November 8, 2020 | Microbiome

Best practices for fecal handling and storage before nucleic acid isolation

Getting biodiversity data from fecal samples is tricky. How materials are handled and stored can mean the difference between accurately pinpointing diverse and delicate gut flora and getting woefully unclear sequencing data. Following the previous post on the subject, we received interest in learning more about how researchers can get more quality data from even small amounts of fecal material.  
  1. Storage is of course, still key. Freeze and thaw cycles are harmful to delicate microbial cell walls and can also cause degeneration of RNA material but improve collection of DNA among some species of microbes [1]. Snap freezing can minimize potential damage and is useful for samples being kept for long-term storage, although repeated freeze-thaw cycles will still degrade DNA [2]. The best way to store fecal material is at room temperature or on cold packs and use within 14 days [2], but materials stored with QIAGEN’s RNAprotect Tissue Reagent or Thermo Fisher’s RNAlater™ are also effectively stable. When using the RNAprotect Tissue Reagent, QIAGEN scientists recommend using our supplementary protocol for best results.

  2. Stabilizers such as betamercaptoethanol (BME) or phenol:chloroform:isoamyl, pH 7-8 (PCl) can also be effective, if used in the lysis buffer stage. However, there may be drawbacks: BME can permanently destroy the RNases you may be targeting. PCl needs to be used quickly on frozen samples to protect material from further degradation. Speed is key for stabilization, especially if you’re working with delicate materials and performing longer protocols.

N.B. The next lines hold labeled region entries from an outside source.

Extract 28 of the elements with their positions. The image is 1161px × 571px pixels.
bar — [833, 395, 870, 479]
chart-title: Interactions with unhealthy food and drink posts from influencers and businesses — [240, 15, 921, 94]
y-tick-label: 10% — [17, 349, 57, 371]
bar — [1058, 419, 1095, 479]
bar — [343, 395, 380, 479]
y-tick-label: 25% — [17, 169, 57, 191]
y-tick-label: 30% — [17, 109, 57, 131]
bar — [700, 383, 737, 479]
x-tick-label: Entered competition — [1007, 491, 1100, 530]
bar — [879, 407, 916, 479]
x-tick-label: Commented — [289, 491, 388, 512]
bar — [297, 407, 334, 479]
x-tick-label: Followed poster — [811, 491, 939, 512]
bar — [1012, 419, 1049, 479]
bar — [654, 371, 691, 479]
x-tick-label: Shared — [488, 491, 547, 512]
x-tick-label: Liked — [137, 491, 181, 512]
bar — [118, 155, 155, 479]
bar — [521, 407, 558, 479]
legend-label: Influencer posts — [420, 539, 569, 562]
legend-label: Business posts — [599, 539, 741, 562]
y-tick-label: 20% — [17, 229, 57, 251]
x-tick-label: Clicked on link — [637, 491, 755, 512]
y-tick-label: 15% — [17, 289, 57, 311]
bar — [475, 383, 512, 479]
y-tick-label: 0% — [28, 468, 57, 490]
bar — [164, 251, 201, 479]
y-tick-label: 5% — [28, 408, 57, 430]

  3. Eliminating sample impurities and inhibitors: Among the biggest difficulties to getting accurate data is in separating the wheat from the chaff. In fecal microbiome studies, that chaff includes impurities like undigested food and other non-microbiome biological materials. While QIAGEN offers powerful kits like our QIAamp® PowerFecal®Pro DNA, DNeasy®, RNeasy®, MagAttract® and AllPrep® fecal kits (Table 1), to help remove heme and other materials that inhibit downstream analysis, sometimes there is still more debris that needs to be removed ahead of isolating microbial nucleic acids. A spin protocol developed at McGill University in Montreal effectively does just that [3]. This protocol takes a small 0.2 g amount of sample material, spins it in saline with a filter for 15 minutes to remove solids before taking the remaining bacterial pellet through the kit protocol steps.

  4. Dead cells can also be an issue. Our scientists recommend a spin filter purification using 70% ethanol during a binding step to help improve the capture of larger molecular weight RNAs, but for low molecular weight RNA or microRNAs, continue to use 100% ethanol when spinning. 

Every lab faces their own challenges in obtaining unbiased microbiome data from difficult samples. While we have a host of webinars on the subject, we also would like to hear from you about what works for you and your lab. Feel free to email us or drop us a message in the comments section below! 


Nucleic acid

Automated on

High Throughput

Cat #

QIAamp PowerFecal Pro DNA Kit DNA QIAcube - 51804
DNeasy 96 PowerSoil Pro QIAcube  HT Kit DNA QIAcube HT + 47021
RNeasy PowerMicrobiome® Kit RNA QIAcube - 26000-50
 AllPrep PowerViral® DNA/RNA Kit DNA, RNA QIAcube - 28000-50
AllPrep PowerFecal DNA/RNA Kit DNA, RNA QIAcube - 80244
MagAttract PowerMicrobiome DNA/RNA Kits DNA, RNA QIAcube + 27500-4-EP

[1]Fouhy F, Deane J, Rea MC et al. The effects of freezing on faecal microbiota as determined using miseq sequencing and culture-based investigations. PLoS ONE 10(3), e0119355 (2015). 
[2] Thomas V, Clark J, Doré J. Fecal microbiota analysis: an overview of sample collection methods and sequencing strategies. Future Microbiology 10(9) (2015)
[3] Vincent C, Miller MA, Manges AR, Dewar K. Quantification of bacterial survival in fecal filtrates after a freeze/thaw cycle. Keystone Symposia, Big Sky, MT, April 1-6 2014.